HFD-induced obesity was similar in both MT and WT while compensatory hyperphagia was observed in MT. Glucose intolerance occurred in mice fed HFD (WT>MT). Molecular and functional markers of kidney injury including serum creatinine, KIM-1, number of apoptotic cells and albuminuria were higher in WT>MT. Analysis of scRNA seq showed a new class of proximal tubular cells (New-PTC), predominantly found in HFD-fed WT. New-PTC showed increased expression of genes related to epithelial–mesenchymal transition (EMT), apoptosis and inflammation.
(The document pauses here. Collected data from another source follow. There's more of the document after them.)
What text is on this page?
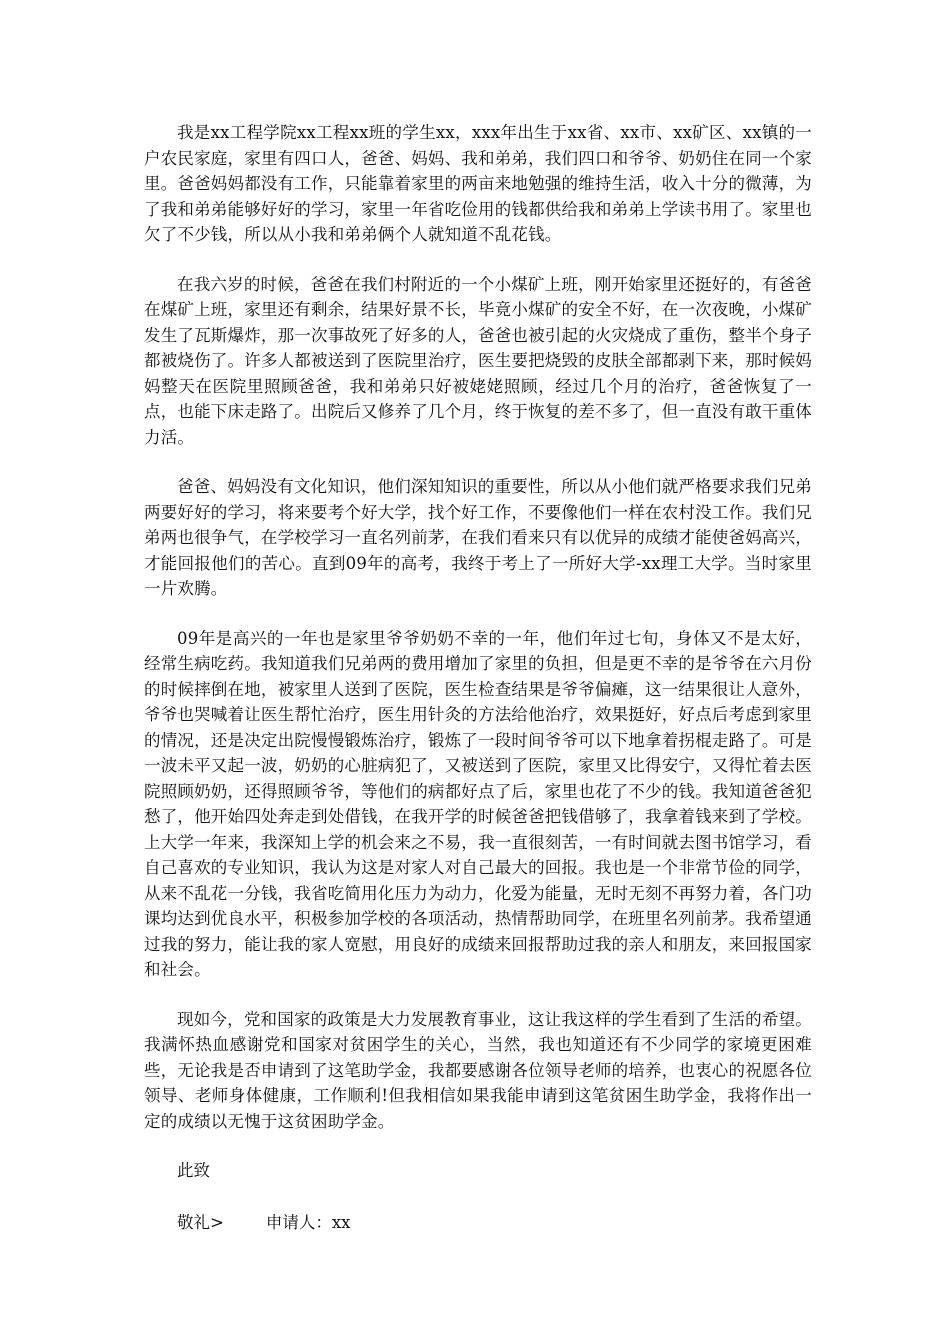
我是xx工程学院xx工程xx班的学生xx，xxx年出生于xx省、xx市、xx矿区、xx镇的一户农民家庭，家里有四口人，爸爸、妈妈、我和弟弟，我们四口和爷爷、奶奶住在同一个家里。爸爸妈妈都没有工作，只能靠着家里的两亩来地勉强的维持生活，收入十分的微薄，为了我和弟弟能够好好的学习，家里一年省吃俭用的钱都供给我和弟弟上学读书用了。家里也欠了不少钱，所以从小我和弟弟俩个人就知道不乱花钱。

在我六岁的时候，爸爸在我们村附近的一个小煤矿上班，刚开始家里还挺好的，有爸爸在煤矿上班，家里还有剩余，结果好景不长，毕竟小煤矿的安全不好，在一次夜晚，小煤矿发生了瓦斯爆炸，那一次事故死了好多的人，爸爸也被引起的火灾烧成了重伤，整半个身子都被烧伤了。许多人都被送到了医院里治疗，医生要把烧毁的皮肤全部都剥下来，那时候妈妈整天在医院里照顾爸爸，我和弟弟只好被姥姥照顾，经过几个月的治疗，爸爸恢复了一点，也能下床走路了。出院后又修养了几个月，终于恢复的差不多了，但一直没有敢干重体力活。

爸爸、妈妈没有文化知识，他们深知知识的重要性，所以从小他们就严格要求我们兄弟两要好好的学习，将来要考个好大学，找个好工作，不要像他们一样在农村没工作。我们兄弟两也很争气，在学校学习一直名列前茅，在我们看来只有以优异的成绩才能使爸妈高兴，才能回报他们的苦心。直到09年的高考，我终于考上了一所好大学-xx理工大学。当时家里一片欢腾。

09年是高兴的一年也是家里爷爷奶奶不幸的一年，他们年过七旬，身体又不是太好，经常生病吃药。我知道我们兄弟两的费用增加了家里的负担，但是更不幸的是爷爷在六月份的时候摔倒在地，被家里人送到了医院，医生检查结果是爷爷偏瘫，这一结果很让人意外，爷爷也哭喊着让医生帮忙治疗，医生用针灸的方法给他治疗，效果挺好，好点后考虑到家里的情况，还是决定出院慢慢锻炼治疗，锻炼了一段时间爷爷可以下地拿着拐棍走路了。可是一波未平又起一波，奶奶的心脏病犯了，又被送到了医院，家里又比得安宁，又得忙着去医院照顾奶奶，还得照顾爷爷，等他们的病都好点了后，家里也花了不少的钱。我知道爸爸犯愁了，他开始四处奔走到处借钱，在我开学的时候爸爸把钱借够了，我拿着钱来到了学校。上大学一年来，我深知上学的机会来之不易，我一直很刻苦，一有时间就去图书馆学习，看自己喜欢的专业知识，我认为这是对家人对自己最大的回报。我也是一个非常节俭的同学，从来不乱花一分钱，我省吃简用化压力为动力，化爱为能量，无时无刻不再努力着，各门功课均达到优良水平，积极参加学校的各项活动，热情帮助同学，在班里名列前茅。我希望通过我的努力，能让我的家人宽慰，用良好的成绩来回报帮助过我的亲人和朋友，来回报国家和社会。

现如今，党和国家的政策是大力发展教育事业，这让我这样的学生看到了生活的希望。我满怀热血感谢党和国家对贫困学生的关心，当然，我也知道还有不少同学的家境更困难些，无论我是否申请到了这笔助学金，我都要感谢各位领导老师的培养，也衷心的祝愿各位领导、老师身体健康，工作顺利!但我相信如果我能申请到这笔贫困生助学金，我将作出一定的成绩以无愧于这贫困助学金。

此致

敬礼>	申请人：xx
Pathway enrichment analysis of metabolomic data uncovered differences in WT vs MT renal cortex; metabolites of methionine cycle including SAM were preferentially increased in HFD-fed MT. MAT2Ai abrogated renal protection with anti-inflammatory (reduced IL-6, IL-8, IL-1β and TNF) and fibrotic (reduced αSMA and SM22α) responses in MT. High glucose treatment of HK-2 recapitulated molecular changes observed in New-PTC, including markers of EMT (elevated fibronectin) and inflammation (increased IL-6, IL-8 and TNF) which could be inhibited by SAM supplementation, which enhances methionine metabolism. Conversely MAT2Ai exacerbated EMT and inflammation.

Conclusion

SGLT2 inhibition prevents the emergence of New-PTC with inflammatory and fibrotic phenotypes via methionine metabolic modulation in DKD.